Now let me give you just one more example of what I think calls for ‘acceptable pride’ along with ‘appropriate’ humility. To reverse things this time, let’s first humbly admit that within our universal Church there will always be those of us – whether we be found in the pews, in the Chair of Peter or anywhere in between – who act as weakly human as Peter when he denied Jesus, as Thomas when he doubted Him or as Judas when he betrayed Him.

However, just as we know the failings of those three did not in any way change the reality of who Jesus was – and is, so too, we know the short comings we find when we look around us, when we look at national and international headlines or when we look in a mirror do not alter one bit the truth that the Roman Catholic Church, Jesus’ Church, will forever remain as authentic as He.

Our pride should come in ‘knowing’ that. But it should also come in the reality that the Catholic Church is still in existence – that it still remains alive – with strength, influence and conviction – despite centuries during which it had to deal with both bloody and unbloody persecution, heresies, major breakaways, splinter separations, protests, disagreements, scandals, inner struggle and outside attacks. If through all these years our Church had been dependent only on its human component, today it would be little more than a few pages in some history textbook – if even that.

We can be proud that the Church to which we are fortunate enough to belong is and always will be such an essential part of God’s plan that He has given it a Divine heartbeat.
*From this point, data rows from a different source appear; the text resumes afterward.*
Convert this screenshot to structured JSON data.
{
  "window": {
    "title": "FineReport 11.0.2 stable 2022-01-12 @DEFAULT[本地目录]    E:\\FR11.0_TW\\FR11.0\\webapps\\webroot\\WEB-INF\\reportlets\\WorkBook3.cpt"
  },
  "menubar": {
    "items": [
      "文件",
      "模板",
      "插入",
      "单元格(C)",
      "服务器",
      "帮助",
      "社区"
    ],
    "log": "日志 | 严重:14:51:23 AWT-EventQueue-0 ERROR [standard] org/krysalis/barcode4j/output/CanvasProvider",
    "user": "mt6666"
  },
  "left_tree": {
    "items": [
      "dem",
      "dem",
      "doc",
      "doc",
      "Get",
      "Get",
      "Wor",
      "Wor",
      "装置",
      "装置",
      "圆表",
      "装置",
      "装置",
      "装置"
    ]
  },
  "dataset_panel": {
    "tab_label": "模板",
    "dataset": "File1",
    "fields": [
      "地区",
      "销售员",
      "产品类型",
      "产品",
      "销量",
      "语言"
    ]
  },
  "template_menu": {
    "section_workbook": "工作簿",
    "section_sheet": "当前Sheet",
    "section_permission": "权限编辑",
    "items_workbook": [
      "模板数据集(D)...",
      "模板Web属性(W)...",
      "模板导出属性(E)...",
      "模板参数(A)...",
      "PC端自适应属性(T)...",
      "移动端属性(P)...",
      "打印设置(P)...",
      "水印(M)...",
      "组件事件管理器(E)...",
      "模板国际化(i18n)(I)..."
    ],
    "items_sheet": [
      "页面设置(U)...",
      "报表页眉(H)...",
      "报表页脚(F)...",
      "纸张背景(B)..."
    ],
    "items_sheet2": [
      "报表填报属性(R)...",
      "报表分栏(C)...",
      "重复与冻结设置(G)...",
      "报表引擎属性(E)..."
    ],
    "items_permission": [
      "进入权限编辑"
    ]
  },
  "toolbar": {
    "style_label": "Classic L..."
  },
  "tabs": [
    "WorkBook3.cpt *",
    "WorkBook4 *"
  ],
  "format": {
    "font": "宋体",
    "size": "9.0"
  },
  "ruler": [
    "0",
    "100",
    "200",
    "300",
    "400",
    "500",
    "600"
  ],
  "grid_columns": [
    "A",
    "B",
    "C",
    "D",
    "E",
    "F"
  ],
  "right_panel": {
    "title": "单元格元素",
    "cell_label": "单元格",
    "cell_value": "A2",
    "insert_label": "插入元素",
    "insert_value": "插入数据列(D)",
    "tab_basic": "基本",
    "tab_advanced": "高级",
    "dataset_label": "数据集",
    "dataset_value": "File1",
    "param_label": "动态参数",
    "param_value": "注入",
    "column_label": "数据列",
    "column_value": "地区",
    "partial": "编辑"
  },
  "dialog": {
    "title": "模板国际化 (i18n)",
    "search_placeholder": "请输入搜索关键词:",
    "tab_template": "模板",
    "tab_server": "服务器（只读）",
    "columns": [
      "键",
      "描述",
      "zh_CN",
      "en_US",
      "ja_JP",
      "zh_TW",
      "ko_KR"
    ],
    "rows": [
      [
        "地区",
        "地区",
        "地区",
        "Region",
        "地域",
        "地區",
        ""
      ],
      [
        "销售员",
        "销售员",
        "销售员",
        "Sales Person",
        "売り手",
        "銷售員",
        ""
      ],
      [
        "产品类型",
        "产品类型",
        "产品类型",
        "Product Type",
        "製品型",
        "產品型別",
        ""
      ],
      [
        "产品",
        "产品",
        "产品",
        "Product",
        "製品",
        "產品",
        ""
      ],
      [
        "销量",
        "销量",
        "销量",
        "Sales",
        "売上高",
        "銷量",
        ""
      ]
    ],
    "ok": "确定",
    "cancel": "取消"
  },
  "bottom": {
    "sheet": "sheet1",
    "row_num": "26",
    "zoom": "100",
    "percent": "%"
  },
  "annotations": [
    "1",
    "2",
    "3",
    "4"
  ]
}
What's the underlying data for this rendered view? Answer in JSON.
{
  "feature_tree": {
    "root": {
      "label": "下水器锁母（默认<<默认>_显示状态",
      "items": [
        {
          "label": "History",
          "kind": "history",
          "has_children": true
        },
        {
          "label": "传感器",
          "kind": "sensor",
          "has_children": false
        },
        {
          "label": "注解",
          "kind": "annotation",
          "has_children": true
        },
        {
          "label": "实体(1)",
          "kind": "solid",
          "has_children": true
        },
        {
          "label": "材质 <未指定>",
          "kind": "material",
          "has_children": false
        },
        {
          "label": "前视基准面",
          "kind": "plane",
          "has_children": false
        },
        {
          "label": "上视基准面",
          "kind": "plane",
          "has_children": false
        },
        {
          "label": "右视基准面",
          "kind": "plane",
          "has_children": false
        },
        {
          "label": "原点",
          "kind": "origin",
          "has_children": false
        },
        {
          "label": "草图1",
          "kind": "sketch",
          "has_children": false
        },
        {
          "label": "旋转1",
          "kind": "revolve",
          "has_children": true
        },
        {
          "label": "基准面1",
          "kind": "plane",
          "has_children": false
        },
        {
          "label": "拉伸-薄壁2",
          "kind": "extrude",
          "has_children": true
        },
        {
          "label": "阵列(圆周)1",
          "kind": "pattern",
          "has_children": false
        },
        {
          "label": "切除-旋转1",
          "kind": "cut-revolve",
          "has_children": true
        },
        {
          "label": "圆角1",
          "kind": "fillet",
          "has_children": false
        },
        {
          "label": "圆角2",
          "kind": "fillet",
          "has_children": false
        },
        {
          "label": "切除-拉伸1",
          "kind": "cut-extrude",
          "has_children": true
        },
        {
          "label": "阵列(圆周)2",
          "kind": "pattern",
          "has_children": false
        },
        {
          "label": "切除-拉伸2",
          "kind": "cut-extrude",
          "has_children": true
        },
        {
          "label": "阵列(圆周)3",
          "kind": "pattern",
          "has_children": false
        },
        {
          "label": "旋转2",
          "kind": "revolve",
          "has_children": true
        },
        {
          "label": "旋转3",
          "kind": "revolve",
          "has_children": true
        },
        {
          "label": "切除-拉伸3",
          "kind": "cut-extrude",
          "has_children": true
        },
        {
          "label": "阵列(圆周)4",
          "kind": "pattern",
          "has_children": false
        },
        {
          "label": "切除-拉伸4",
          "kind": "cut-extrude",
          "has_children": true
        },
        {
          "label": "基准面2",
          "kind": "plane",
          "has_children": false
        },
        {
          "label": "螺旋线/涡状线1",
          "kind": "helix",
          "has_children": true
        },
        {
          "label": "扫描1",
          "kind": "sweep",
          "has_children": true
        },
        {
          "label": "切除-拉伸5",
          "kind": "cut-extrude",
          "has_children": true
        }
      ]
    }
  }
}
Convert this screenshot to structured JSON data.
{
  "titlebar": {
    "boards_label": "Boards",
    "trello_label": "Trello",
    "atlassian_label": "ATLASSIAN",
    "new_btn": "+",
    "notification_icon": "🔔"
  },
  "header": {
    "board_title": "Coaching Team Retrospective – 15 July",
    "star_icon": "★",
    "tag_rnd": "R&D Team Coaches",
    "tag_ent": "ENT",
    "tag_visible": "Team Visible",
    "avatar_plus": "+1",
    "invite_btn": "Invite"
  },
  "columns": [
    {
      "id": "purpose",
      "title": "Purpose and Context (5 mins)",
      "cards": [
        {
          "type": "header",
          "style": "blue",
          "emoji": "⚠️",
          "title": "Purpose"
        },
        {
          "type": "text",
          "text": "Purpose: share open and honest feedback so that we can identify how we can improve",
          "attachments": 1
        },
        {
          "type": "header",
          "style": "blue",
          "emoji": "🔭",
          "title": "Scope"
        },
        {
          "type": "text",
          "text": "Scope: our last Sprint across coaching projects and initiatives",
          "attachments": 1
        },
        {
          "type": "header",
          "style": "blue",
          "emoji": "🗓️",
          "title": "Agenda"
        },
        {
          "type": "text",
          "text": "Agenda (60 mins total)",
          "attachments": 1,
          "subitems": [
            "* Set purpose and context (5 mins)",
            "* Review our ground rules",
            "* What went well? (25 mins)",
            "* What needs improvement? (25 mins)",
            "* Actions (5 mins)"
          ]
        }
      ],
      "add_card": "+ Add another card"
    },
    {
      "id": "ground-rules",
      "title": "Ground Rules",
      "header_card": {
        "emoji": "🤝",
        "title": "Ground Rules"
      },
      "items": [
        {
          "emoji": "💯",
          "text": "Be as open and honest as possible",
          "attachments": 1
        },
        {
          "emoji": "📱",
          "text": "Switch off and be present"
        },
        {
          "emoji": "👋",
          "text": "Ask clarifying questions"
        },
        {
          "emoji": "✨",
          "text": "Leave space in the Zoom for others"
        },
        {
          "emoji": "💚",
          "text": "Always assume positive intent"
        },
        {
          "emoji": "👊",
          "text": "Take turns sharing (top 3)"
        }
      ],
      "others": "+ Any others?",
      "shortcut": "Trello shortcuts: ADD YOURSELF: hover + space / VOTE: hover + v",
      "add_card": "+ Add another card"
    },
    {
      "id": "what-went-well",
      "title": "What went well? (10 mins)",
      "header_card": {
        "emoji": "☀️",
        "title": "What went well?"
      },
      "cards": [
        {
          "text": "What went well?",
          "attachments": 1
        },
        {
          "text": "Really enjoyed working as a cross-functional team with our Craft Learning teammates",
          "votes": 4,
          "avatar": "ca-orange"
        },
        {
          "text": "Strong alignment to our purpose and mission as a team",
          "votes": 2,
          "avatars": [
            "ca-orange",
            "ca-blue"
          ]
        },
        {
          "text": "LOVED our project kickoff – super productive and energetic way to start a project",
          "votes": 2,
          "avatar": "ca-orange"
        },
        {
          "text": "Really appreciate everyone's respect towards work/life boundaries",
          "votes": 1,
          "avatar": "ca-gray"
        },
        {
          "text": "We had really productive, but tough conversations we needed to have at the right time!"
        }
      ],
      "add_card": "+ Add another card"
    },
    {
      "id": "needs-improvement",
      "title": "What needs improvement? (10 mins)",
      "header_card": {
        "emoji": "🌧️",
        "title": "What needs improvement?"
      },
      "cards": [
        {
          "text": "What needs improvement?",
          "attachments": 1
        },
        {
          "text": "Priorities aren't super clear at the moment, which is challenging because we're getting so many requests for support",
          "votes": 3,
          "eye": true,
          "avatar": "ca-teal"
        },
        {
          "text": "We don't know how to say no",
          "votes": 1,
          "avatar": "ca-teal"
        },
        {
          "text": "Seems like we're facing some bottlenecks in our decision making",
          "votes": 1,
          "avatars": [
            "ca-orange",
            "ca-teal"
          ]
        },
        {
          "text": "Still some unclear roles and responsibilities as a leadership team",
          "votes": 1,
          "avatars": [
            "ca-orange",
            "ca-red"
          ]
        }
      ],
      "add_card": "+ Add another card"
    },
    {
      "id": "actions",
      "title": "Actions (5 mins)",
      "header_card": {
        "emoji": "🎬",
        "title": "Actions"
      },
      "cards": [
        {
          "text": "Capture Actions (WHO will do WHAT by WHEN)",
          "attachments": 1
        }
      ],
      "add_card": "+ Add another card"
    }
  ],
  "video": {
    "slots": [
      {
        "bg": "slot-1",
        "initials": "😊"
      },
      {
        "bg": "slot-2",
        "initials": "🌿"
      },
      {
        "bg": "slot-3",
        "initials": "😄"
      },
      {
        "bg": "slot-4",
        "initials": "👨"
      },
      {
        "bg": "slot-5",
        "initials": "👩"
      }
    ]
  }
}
He has promised to it, and therefore to us, His unending protection and presence– “..I will build my church and the jaws of death shall not prevail against it.” (Mt.16:18) “And know that I am with you always, until the end of the world!” (Mt. 28:20)

Indeed we have reason to be proud, to be confident and to be content in being Catholic but we must also be humble enough to admit that simply bearing the name Catholic, is not sufficient for salvation. More than that, we must make a sincere effort to live as a Catholic.

So much for my thoughts – except it did occur to me that I needed to add another ‘c’ to ‘content and confident’ and that other ‘c’ is for ‘comfortable’ because, for me, being Catholic brings with it such a wonderfully warm, safe, ‘at home’ kind of feeling.

In saying ‘goodbye for now’ just a reminder — God has given us, in love, a legacy that is not only challenging but also rewarding. May each of us, through prayer, – recognize it, live it, proclaim it and be proud, humble — and thankful.